Comforted to be a comfort

In a matter of mouse clicks we have the chance to empathize with a woman who’s entire future was changed when her fiancé was unjustly killed right before her eyes, in the presence of their child.   Or in a five-second radio drop, we can experience great sadness and compassion as we visualize the chaos left by a lone gunman who raced through a crowd of innocent civilians.  A quick look at the evening news, and we can accept the invitation to pass judgment and criticize the character of our next potential executive in chief.   The opportunities to experience a flurry of emotions seems infinite, but the fact that it’s on TV, radio, or the internet gives it a little distance.  It’s easier to tuck it away out of mind; to avoid feeling the burden to engage.  But what happens when it’s a little closer to home?

What do you do when a family member is struggling through a financial crisis, a friend’s marriage is in trouble, or your bestie’s having to endure the slander of their character, questioning of their integrity, and a handful of other complications resulting from the actions of someone who is actually better suited for the very suffering they’ve caused.  How do you support someone you love who’s struggling through a long and difficult crisis?

I’ve been watching my dear friend go through a long, emotionally pressing situation.  Her test has been going on for quite some time now, and as Murphy’s law would have it, there have been a number of other trials, stressors, and inconveniences occurring along the way.  Recently, I sat with her and just listened as she talked through the emotions of trying to stay strong for her teen, yet feeling unable to really provide the protection that a mother’s heart desperately desires to provide for her children. 

...the God of all comfort, Who consoles us in every trouble, so that we may also be able to console those in distress with the same comfort with which we ourselves were comforted.
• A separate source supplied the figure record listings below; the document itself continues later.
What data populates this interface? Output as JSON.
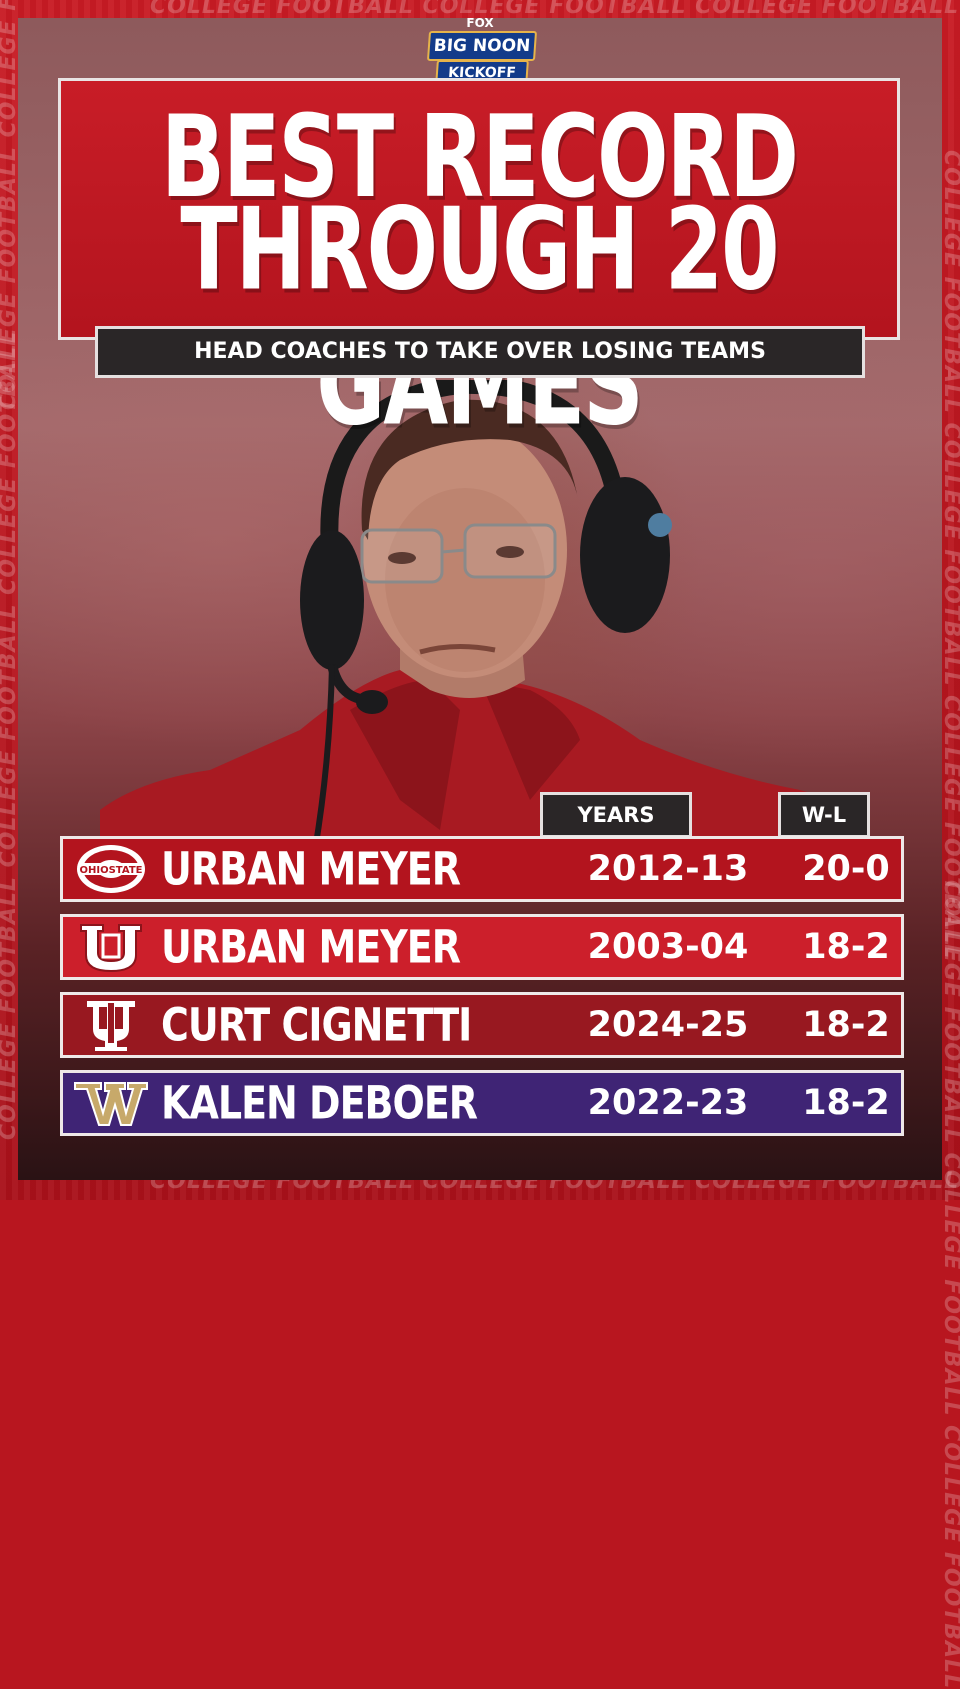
{
  "brand": {
    "network": "FOX",
    "show_line1": "BIG NOON",
    "show_line2": "KICKOFF",
    "border_text": "COLLEGE FOOTBALL COLLEGE FOOTBALL COLLEGE FOOTBALL"
  },
  "title": {
    "line1": "BEST RECORD",
    "line2": "THROUGH 20 GAMES"
  },
  "subtitle": "HEAD COACHES TO TAKE OVER LOSING TEAMS",
  "table": {
    "col_years": "YEARS",
    "col_wl": "W-L",
    "rows": [
      {
        "team_icon": "ohio-state-logo",
        "name": "URBAN MEYER",
        "years": "2012-13",
        "wl": "20-0",
        "color": "#b3141e"
      },
      {
        "team_icon": "utah-logo",
        "name": "URBAN MEYER",
        "years": "2003-04",
        "wl": "18-2",
        "color": "#cc1f2b"
      },
      {
        "team_icon": "indiana-logo",
        "name": "CURT CIGNETTI",
        "years": "2024-25",
        "wl": "18-2",
        "color": "#981820"
      },
      {
        "team_icon": "washington-logo",
        "name": "KALEN DEBOER",
        "years": "2022-23",
        "wl": "18-2",
        "color": "#3f2475"
      }
    ]
  }
}
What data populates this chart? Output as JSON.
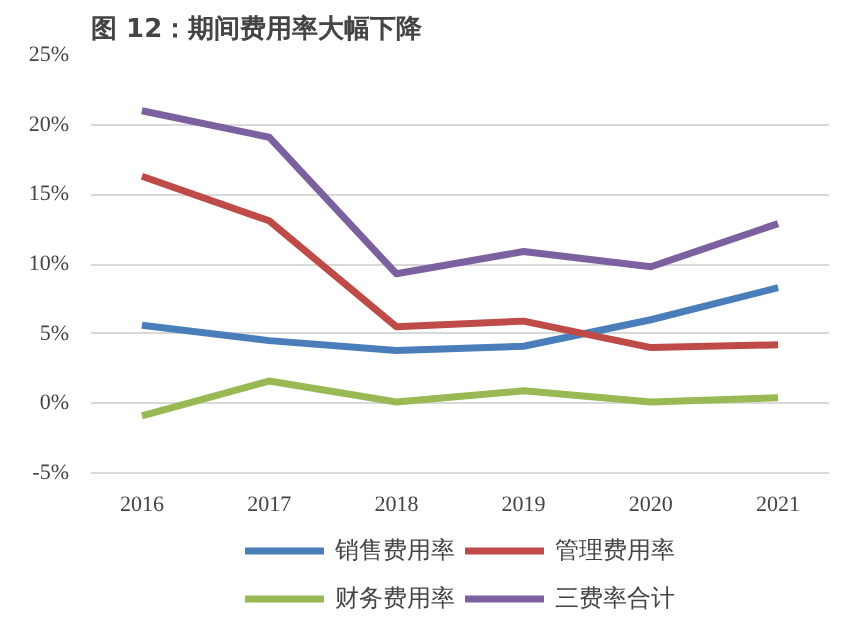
{
  "chart_data": {
    "type": "line",
    "title": "图 12：期间费用率大幅下降",
    "categories": [
      "2016",
      "2017",
      "2018",
      "2019",
      "2020",
      "2021"
    ],
    "series": [
      {
        "name": "销售费用率",
        "color": "#4a7ebb",
        "values": [
          5.6,
          4.5,
          3.8,
          4.1,
          6.0,
          8.3
        ]
      },
      {
        "name": "管理费用率",
        "color": "#be4b48",
        "values": [
          16.3,
          13.1,
          5.5,
          5.9,
          4.0,
          4.2
        ]
      },
      {
        "name": "财务费用率",
        "color": "#98b954",
        "values": [
          -0.9,
          1.6,
          0.1,
          0.9,
          0.1,
          0.4
        ]
      },
      {
        "name": "三费率合计",
        "color": "#7d60a0",
        "values": [
          21.0,
          19.1,
          9.3,
          10.9,
          9.8,
          12.9
        ]
      }
    ],
    "ylim": [
      -5,
      25
    ],
    "yticks": [
      {
        "value": -5,
        "label": "-5%"
      },
      {
        "value": 0,
        "label": "0%"
      },
      {
        "value": 5,
        "label": "5%"
      },
      {
        "value": 10,
        "label": "10%"
      },
      {
        "value": 15,
        "label": "15%"
      },
      {
        "value": 20,
        "label": "20%"
      },
      {
        "value": 25,
        "label": "25%"
      }
    ],
    "grid": "y",
    "legend": "bottom",
    "marker": "none",
    "line_style": "solid"
  }
}
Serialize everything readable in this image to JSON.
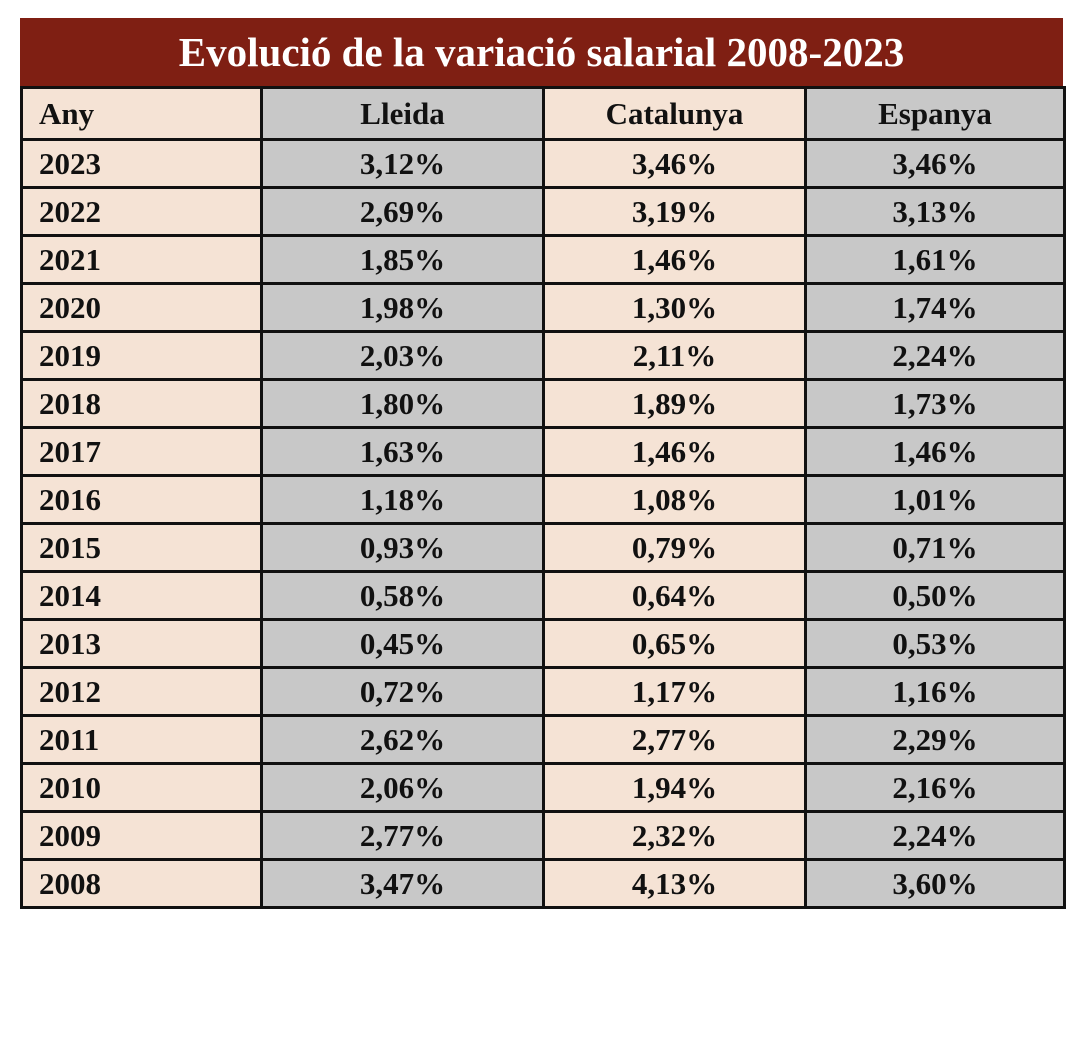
{
  "title": "Evolució de la variació salarial 2008-2023",
  "headers": [
    "Any",
    "Lleida",
    "Catalunya",
    "Espanya"
  ],
  "rows": [
    {
      "year": "2023",
      "lleida": "3,12%",
      "catalunya": "3,46%",
      "espanya": "3,46%"
    },
    {
      "year": "2022",
      "lleida": "2,69%",
      "catalunya": "3,19%",
      "espanya": "3,13%"
    },
    {
      "year": "2021",
      "lleida": "1,85%",
      "catalunya": "1,46%",
      "espanya": "1,61%"
    },
    {
      "year": "2020",
      "lleida": "1,98%",
      "catalunya": "1,30%",
      "espanya": "1,74%"
    },
    {
      "year": "2019",
      "lleida": "2,03%",
      "catalunya": "2,11%",
      "espanya": "2,24%"
    },
    {
      "year": "2018",
      "lleida": "1,80%",
      "catalunya": "1,89%",
      "espanya": "1,73%"
    },
    {
      "year": "2017",
      "lleida": "1,63%",
      "catalunya": "1,46%",
      "espanya": "1,46%"
    },
    {
      "year": "2016",
      "lleida": "1,18%",
      "catalunya": "1,08%",
      "espanya": "1,01%"
    },
    {
      "year": "2015",
      "lleida": "0,93%",
      "catalunya": "0,79%",
      "espanya": "0,71%"
    },
    {
      "year": "2014",
      "lleida": "0,58%",
      "catalunya": "0,64%",
      "espanya": "0,50%"
    },
    {
      "year": "2013",
      "lleida": "0,45%",
      "catalunya": "0,65%",
      "espanya": "0,53%"
    },
    {
      "year": "2012",
      "lleida": "0,72%",
      "catalunya": "1,17%",
      "espanya": "1,16%"
    },
    {
      "year": "2011",
      "lleida": "2,62%",
      "catalunya": "2,77%",
      "espanya": "2,29%"
    },
    {
      "year": "2010",
      "lleida": "2,06%",
      "catalunya": "1,94%",
      "espanya": "2,16%"
    },
    {
      "year": "2009",
      "lleida": "2,77%",
      "catalunya": "2,32%",
      "espanya": "2,24%"
    },
    {
      "year": "2008",
      "lleida": "3,47%",
      "catalunya": "4,13%",
      "espanya": "3,60%"
    }
  ],
  "colors": {
    "title_bg": "#7f1f13",
    "title_text": "#ffffff",
    "peach": "#f5e3d5",
    "grey": "#c8c8c8",
    "border": "#111111"
  }
}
II Corinthians 1:3-4
…the God of all comfort, Who consoles us in every trouble, so that we may also be able to console those in distress with the same comfort with which we ourselves were comforted.  – II Corinthians 1:3-4

I empathized with her deeply.  In my heart, I felt the weight of her words.  I wanted to lift it all away for her, but couldn’t.  The feeling of powerlessness has been overwhelming…and I’m just trying to support her as she goes through it!


When she’s down, I try to encourage her with the truth of God’s word.  I remind her of His promises when she gets too low.  I express my faith intensely in hopes that it will strengthen hers.   I want her to know as certainly as I know that God is in complete control of every part of her situation.  I want her to know that they will come through this stronger, better, and more secure.  I want to trade my faith and confidence for her weariness.

Here is where God reminds: How did I get this faith and strength that I stand so sure in as I try to cheer her through?  He takes me on a quick stroll through my highlight reel.  My worst days flash across the movie screen of my mind, and I feel enlightened as I remember the comfort of the Holy Spirit as I lay curled on the floor alone with my pain.  I remember the ‘phone-a-friend lifeline’ call I made to my spiritual Dad in which all I could do was dial the number, barely able to say hello when he picked up.  I recall the song of the chirping bird that quieted the sea of negative thoughts overwhelming me as I sat under the window in my bedroom.  Yes, I see Lord.  It is during these exceedingly painful times that we have the opportunity to experience the God of all comfort.  In 2 Corinthians 1:3, the translation for comfort is paraklesis which means a calling for, or summons.  He, Himself responds to our cries for help.  He wraps us in His arms and shelters us from the elements.  He quiets our mind, mends our broken heart, and calms our fears.  His presence brings peace and confidence in knowing that He is with us.  Not only is He the God of all comfort, but only He is savior and deliverer.  I can not rescue my friend from her troubles, but I can reflect on how I received God’s comfort and the support of my friends when I struggled through a tough trial.

And so, God helps me to address my own feelings of helplessness as I desperately seek to support my girl.  From a practical standpoint, I can be for her what helped me through;  a shoulder to cry on, a listening ear, arms to lean on for a little reprieve.  I will be a voice of hope and reason when the crazy tries to takeover.  But mostly, I will be standing in the gap praying for my friend to experience God’s comfort.  Knowing that what I needed most during the darkness was to keep a hold on the light, I also pray that her faith will be strengthened.  As Jesus prayed for Peter that his faith wouldn’t fail him, I will pray this for my friend.

When you find yourself wanting to swoop in and save someone you care about from their troubles, remember that God is not only your deliverer but theirs too.  He never meant for us to save anyone.  That is solely His job.  II Corinthians 1:3-4 says that God is the Father of sympathy, and of every comfort.  It is He who comforts us in times of affliction, and He does so in order that we can turn around and provide that same comfort to others in their time of need.  Standing in the gap for a friend in need through prayer is exercising the greatest power we have to change their situation.  In the meantime, it is right to just be there with them.  Listening when they need to talk.  Sharing in their tears when a good cry comes on.  Holding them when they need a shoulder to lean into.

Partnering with the Holy Spirit in intercession for a friend in need may feel like less than enough, but it is actually the greatest help of all.